Explain that after being expelled from Jackson County, some of the Missouri Saints wondered if they should settle in other counties instead. Invite a student to read Doctrine and Covenants 101:63–67 aloud. Ask the class to follow along, looking for what the Lord taught the Saints about the importance of being gathered together.
According to verses 64–65, why did the Lord tell the Saints to continue to gather together?
Point out the phrase “that the wheat may be secured in the garners to possess eternal life” in verse 65. Explain that in Joseph Smith’s day, harvested wheat was put into garners, or grain bins, to safely store and protect it. Elder David A. Bednar of the Quorum of the Twelve Apostles taught that garners in the scriptures can represent “the holy temples” (“Honorably Hold a Name and Standing,”Ensign or Liahona, May 2009, 97).

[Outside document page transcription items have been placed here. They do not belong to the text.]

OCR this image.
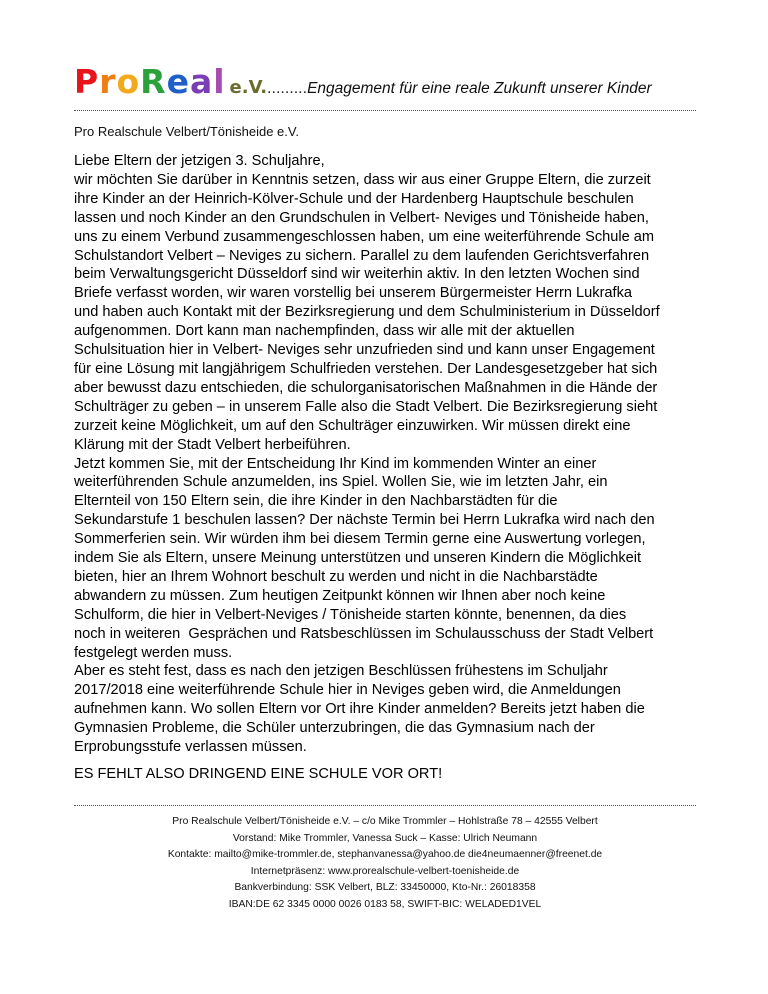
ProReal e.V..........Engagement für eine reale Zukunft unserer Kinder
Pro Realschule Velbert/Tönisheide e.V.
Liebe Eltern der jetzigen 3. Schuljahre,
wir möchten Sie darüber in Kenntnis setzen, dass wir aus einer Gruppe Eltern, die zurzeit
ihre Kinder an der Heinrich-Kölver-Schule und der Hardenberg Hauptschule beschulen
lassen und noch Kinder an den Grundschulen in Velbert- Neviges und Tönisheide haben,
uns zu einem Verbund zusammengeschlossen haben, um eine weiterführende Schule am
Schulstandort Velbert – Neviges zu sichern. Parallel zu dem laufenden Gerichtsverfahren
beim Verwaltungsgericht Düsseldorf sind wir weiterhin aktiv. In den letzten Wochen sind
Briefe verfasst worden, wir waren vorstellig bei unserem Bürgermeister Herrn Lukrafka
und haben auch Kontakt mit der Bezirksregierung und dem Schulministerium in Düsseldorf
aufgenommen. Dort kann man nachempfinden, dass wir alle mit der aktuellen
Schulsituation hier in Velbert- Neviges sehr unzufrieden sind und kann unser Engagement
für eine Lösung mit langjährigem Schulfrieden verstehen. Der Landesgesetzgeber hat sich
aber bewusst dazu entschieden, die schulorganisatorischen Maßnahmen in die Hände der
Schulträger zu geben – in unserem Falle also die Stadt Velbert. Die Bezirksregierung sieht
zurzeit keine Möglichkeit, um auf den Schulträger einzuwirken. Wir müssen direkt eine
Klärung mit der Stadt Velbert herbeiführen.
Jetzt kommen Sie, mit der Entscheidung Ihr Kind im kommenden Winter an einer
weiterführenden Schule anzumelden, ins Spiel. Wollen Sie, wie im letzten Jahr, ein
Elternteil von 150 Eltern sein, die ihre Kinder in den Nachbarstädten für die
Sekundarstufe 1 beschulen lassen? Der nächste Termin bei Herrn Lukrafka wird nach den
Sommerferien sein. Wir würden ihm bei diesem Termin gerne eine Auswertung vorlegen,
indem Sie als Eltern, unsere Meinung unterstützen und unseren Kindern die Möglichkeit
bieten, hier an Ihrem Wohnort beschult zu werden und nicht in die Nachbarstädte
abwandern zu müssen. Zum heutigen Zeitpunkt können wir Ihnen aber noch keine
Schulform, die hier in Velbert-Neviges / Tönisheide starten könnte, benennen, da dies
noch in weiteren  Gesprächen und Ratsbeschlüssen im Schulausschuss der Stadt Velbert
festgelegt werden muss.
Aber es steht fest, dass es nach den jetzigen Beschlüssen frühestens im Schuljahr
2017/2018 eine weiterführende Schule hier in Neviges geben wird, die Anmeldungen
aufnehmen kann. Wo sollen Eltern vor Ort ihre Kinder anmelden? Bereits jetzt haben die
Gymnasien Probleme, die Schüler unterzubringen, die das Gymnasium nach der
Erprobungsstufe verlassen müssen.
ES FEHLT ALSO DRINGEND EINE SCHULE VOR ORT!
Pro Realschule Velbert/Tönisheide e.V. – c/o Mike Trommler – Hohlstraße 78 – 42555 Velbert
Vorstand: Mike Trommler, Vanessa Suck – Kasse: Ulrich Neumann
Kontakte: mailto@mike-trommler.de, stephanvanessa@yahoo.de die4neumaenner@freenet.de
Internetpräsenz: www.prorealschule-velbert-toenisheide.de
Bankverbindung: SSK Velbert, BLZ: 33450000, Kto-Nr.: 26018358
IBAN:DE 62 3345 0000 0026 0183 58, SWIFT-BIC: WELADED1VEL
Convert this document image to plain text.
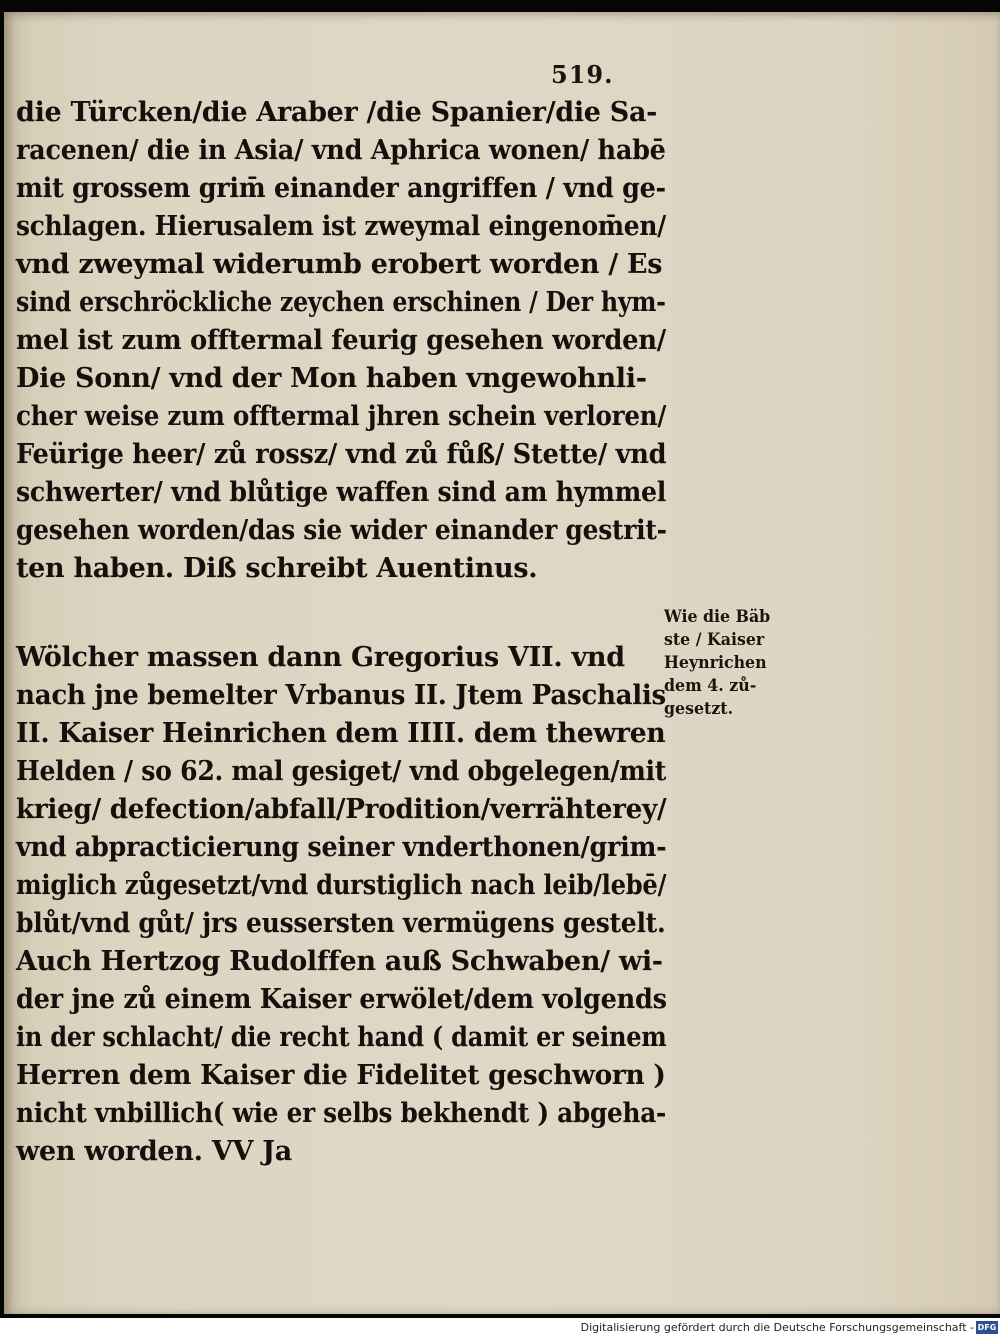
519.
die Türcken/die Araber /die Spanier/die Sa-
racenen/ die in Asia/ vnd Aphrica wonen/ habē
mit grossem grim̄ einander angriffen / vnd ge-
schlagen. Hierusalem ist zweymal eingenom̄en/
vnd zweymal widerumb erobert worden / Es
sind erschröckliche zeychen erschinen / Der hym-
mel ist zum offtermal feurig gesehen worden/
Die Sonn/ vnd der Mon haben vngewohnli-
cher weise zum offtermal jhren schein verloren/
Feürige heer/ zů rossz/ vnd zů fůß/ Stette/ vnd
schwerter/ vnd blůtige waffen sind am hymmel
gesehen worden/das sie wider einander gestrit-
ten haben. Diß schreibt Auentinus.
Wölcher massen dann Gregorius VII. vnd
nach jne bemelter Vrbanus II. Jtem Paschalis
II. Kaiser Heinrichen dem IIII. dem thewren
Helden / so 62. mal gesiget/ vnd obgelegen/mit
krieg/ defection/abfall/Prodition/verrähterey/
vnd abpracticierung seiner vnderthonen/grim-
miglich zůgesetzt/vnd durstiglich nach leib/lebē/
blůt/vnd gůt/ jrs eussersten vermügens gestelt.
Auch Hertzog Rudolffen auß Schwaben/ wi-
der jne zů einem Kaiser erwölet/dem volgends
in der schlacht/ die recht hand ( damit er seinem
Herren dem Kaiser die Fidelitet geschworn )
nicht vnbillich( wie er selbs bekhendt ) abgeha-
wen worden. VV Ja
Wie die Bäb
ste / Kaiser
Heynrichen
dem 4. zů-
gesetzt.
Digitalisierung gefördert durch die Deutsche Forschungsgemeinschaft - DFG
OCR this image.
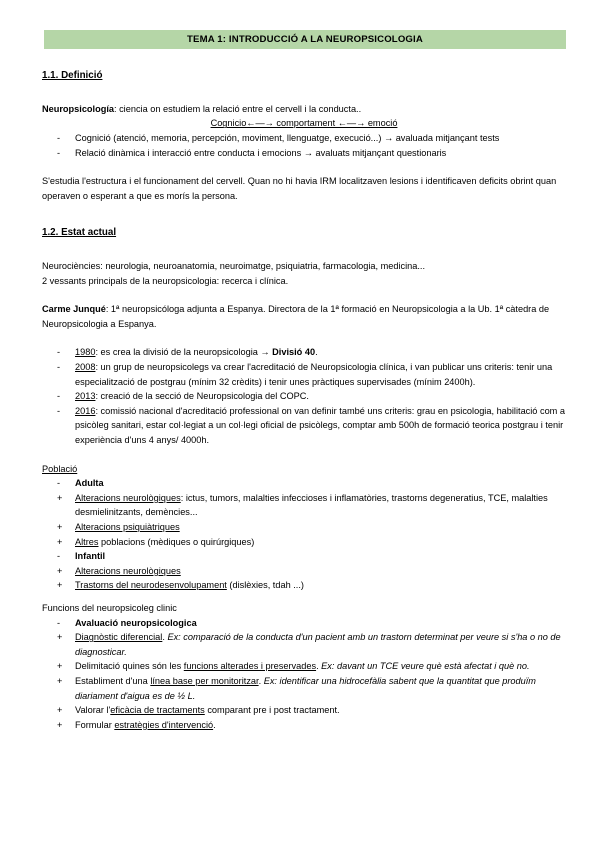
TEMA 1: INTRODUCCIÓ A LA NEUROPSICOLOGIA
1.1. Definició

Neuropsicología: ciencia on estudiem la relació entre el cervell i la conducta..

Cognicio←—→ comportament ←—→ emoció

- Cognició (atenció, memoria, percepción, moviment, llenguatge, execució...) → avaluada mitjançant tests
- Relació dinàmica i interacció entre conducta i emocions → avaluats mitjançant questionaris

S'estudia l'estructura i el funcionament del cervell. Quan no hi havia IRM localitzaven lesions i identificaven deficits obrint quan operaven o esperant a que es morís la persona.

1.2. Estat actual

Neurociències: neurologia, neuroanatomia, neuroimatge, psiquiatria, farmacologia, medicina...

2 vessants principals de la neuropsicologia: recerca i clínica.

Carme Junqué: 1ª neuropsicóloga adjunta a Espanya. Directora de la 1ª formació en Neuropsicologia a la Ub. 1ª càtedra de Neuropsicologia a Espanya.

- 1980: es crea la divisió de la neuropsicologia → Divisió 40.
- 2008: un grup de neuropsicolegs va crear l'acreditació de Neuropsicologia clínica, i van publicar uns criteris: tenir una especialització de postgrau (mínim 32 crèdits) i tenir unes pràctiques supervisades (mínim 2400h).
- 2013: creació de la secció de Neuropsicologia del COPC.
- 2016: comissió nacional d'acreditació professional on van definir també uns criteris: grau en psicologia, habilitació com a psicòleg sanitari, estar col·legiat a un col·legi oficial de psicòlegs, comptar amb 500h de formació teorica postgrau i tenir experiència d'uns 4 anys/ 4000h.

Població

- Adulta
+ Alteracions neurològiques: ictus, tumors, malalties infeccioses i inflamatòries, trastorns degeneratius, TCE, malalties desmielinitzants, demències...
+ Alteracions psiquiàtriques
+ Altres poblacions (mèdiques o quirúrgiques)
- Infantil
+ Alteracions neurològiques
+ Trastorns del neurodesenvolupament (dislèxies, tdah ...)

Funcions del neuropsicoleg clinic

- Avaluació neuropsicologica
+ Diagnòstic diferencial. Ex: comparació de la conducta d'un pacient amb un trastorn determinat per veure si s'ha o no de diagnosticar.
+ Delimitació quines són les funcions alterades i preservades. Ex: davant un TCE veure què està afectat i què no.
+ Establiment d'una línea base per monitoritzar. Ex: identificar una hidrocefàlia sabent que la quantitat que produïm diariament d'aigua es de ½ L.
+ Valorar l'eficàcia de tractaments comparant pre i post tractament.
+ Formular estratègies d'intervenció.
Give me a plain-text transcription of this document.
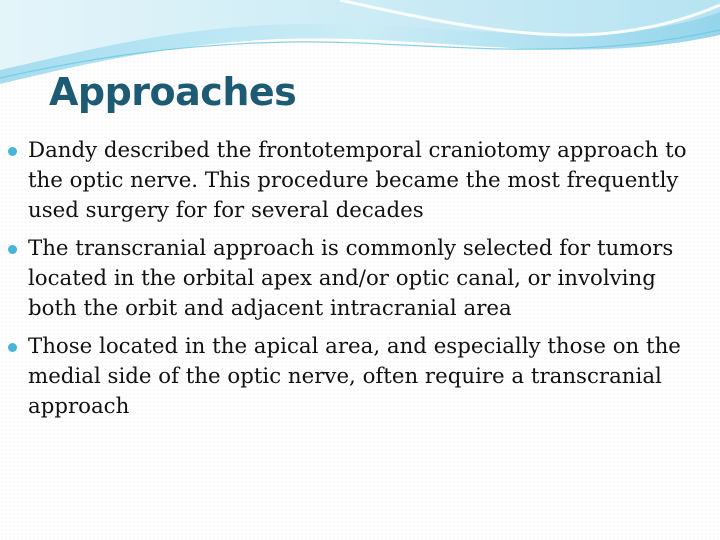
Approaches
Dandy described the frontotemporal craniotomy approach to the optic nerve. This procedure became the most frequently used surgery for for several decades
The transcranial approach is commonly selected for tumors located in the orbital apex and/or optic canal, or involving both the orbit and adjacent intracranial area
Those located in the apical area, and especially those on the medial side of the optic nerve, often require a transcranial approach
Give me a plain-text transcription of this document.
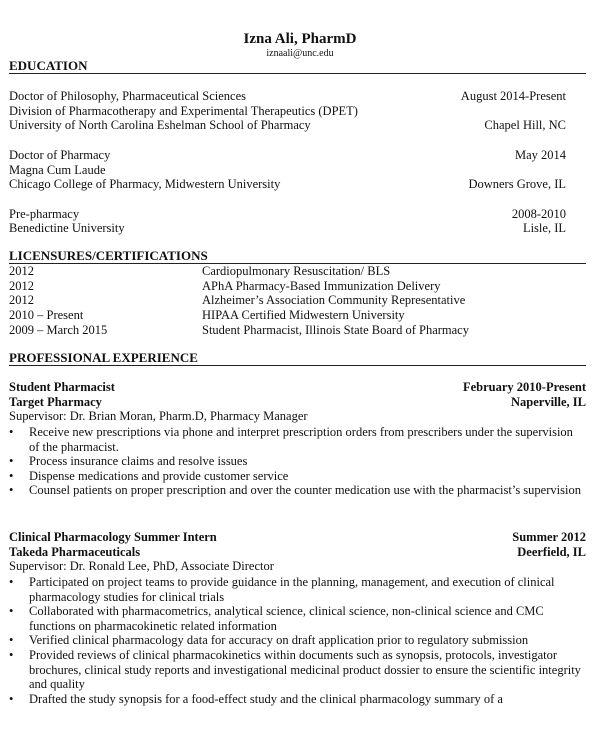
Izna Ali, PharmD
iznaali@unc.edu
EDUCATION
Doctor of Philosophy, Pharmaceutical Sciences	August 2014-Present
Division of Pharmacotherapy and Experimental Therapeutics (DPET)
University of North Carolina Eshelman School of Pharmacy	Chapel Hill, NC
Doctor of Pharmacy	May 2014
Magna Cum Laude
Chicago College of Pharmacy, Midwestern University	Downers Grove, IL
Pre-pharmacy	2008-2010
Benedictine University	Lisle, IL
LICENSURES/CERTIFICATIONS
2012	Cardiopulmonary Resuscitation/ BLS
2012	APhA Pharmacy-Based Immunization Delivery
2012	Alzheimer’s Association Community Representative
2010 – Present	HIPAA Certified Midwestern University
2009 – March 2015	Student Pharmacist, Illinois State Board of Pharmacy
PROFESSIONAL EXPERIENCE
Student Pharmacist	February 2010-Present
Target Pharmacy	Naperville, IL
Supervisor: Dr. Brian Moran, Pharm.D, Pharmacy Manager
• Receive new prescriptions via phone and interpret prescription orders from prescribers under the supervision of the pharmacist.
• Process insurance claims and resolve issues
• Dispense medications and provide customer service
• Counsel patients on proper prescription and over the counter medication use with the pharmacist’s supervision
Clinical Pharmacology Summer Intern	Summer 2012
Takeda Pharmaceuticals	Deerfield, IL
Supervisor: Dr. Ronald Lee, PhD, Associate Director
• Participated on project teams to provide guidance in the planning, management, and execution of clinical pharmacology studies for clinical trials
• Collaborated with pharmacometrics, analytical science, clinical science, non-clinical science and CMC functions on pharmacokinetic related information
• Verified clinical pharmacology data for accuracy on draft application prior to regulatory submission
• Provided reviews of clinical pharmacokinetics within documents such as synopsis, protocols, investigator brochures, clinical study reports and investigational medicinal product dossier to ensure the scientific integrity and quality
• Drafted the study synopsis for a food-effect study and the clinical pharmacology summary of a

What principle can we identify from verse 65? (Help students identify the following principle: As we gather to holy temples, we receive protection and prepare ourselves for eternal life.)
How can gathering to temples to worship, serve, and receive saving ordinances protect us and prepare us for eternal life?
Tell students that as recorded in Doctrine and Covenants 101:76–101, the Lord declared that He had “established the Constitution of [the United States] by the hands of wise men” (see verse 80) and that the Saints should rely on the laws of the land and seek “redress,” or relief, from the government (see verse 76).
Invite a student to read Doctrine and Covenants 101:77–78 aloud. Ask the class to follow along, looking for why the Lord inspired the establishment of the United States Constitution.
According to these verses, why did the Lord inspire the establishment of the Constitution?
Why is moral agency, or the ability to choose and act for ourselves, essential to God’s plan of salvation?
How might verses 77–78 help us understand the importance of religious freedom in ensuring that individuals can exercise their moral agency in matters of faith?
Close by testifying of the truths identified in this lesson, and invite students to act on these truths.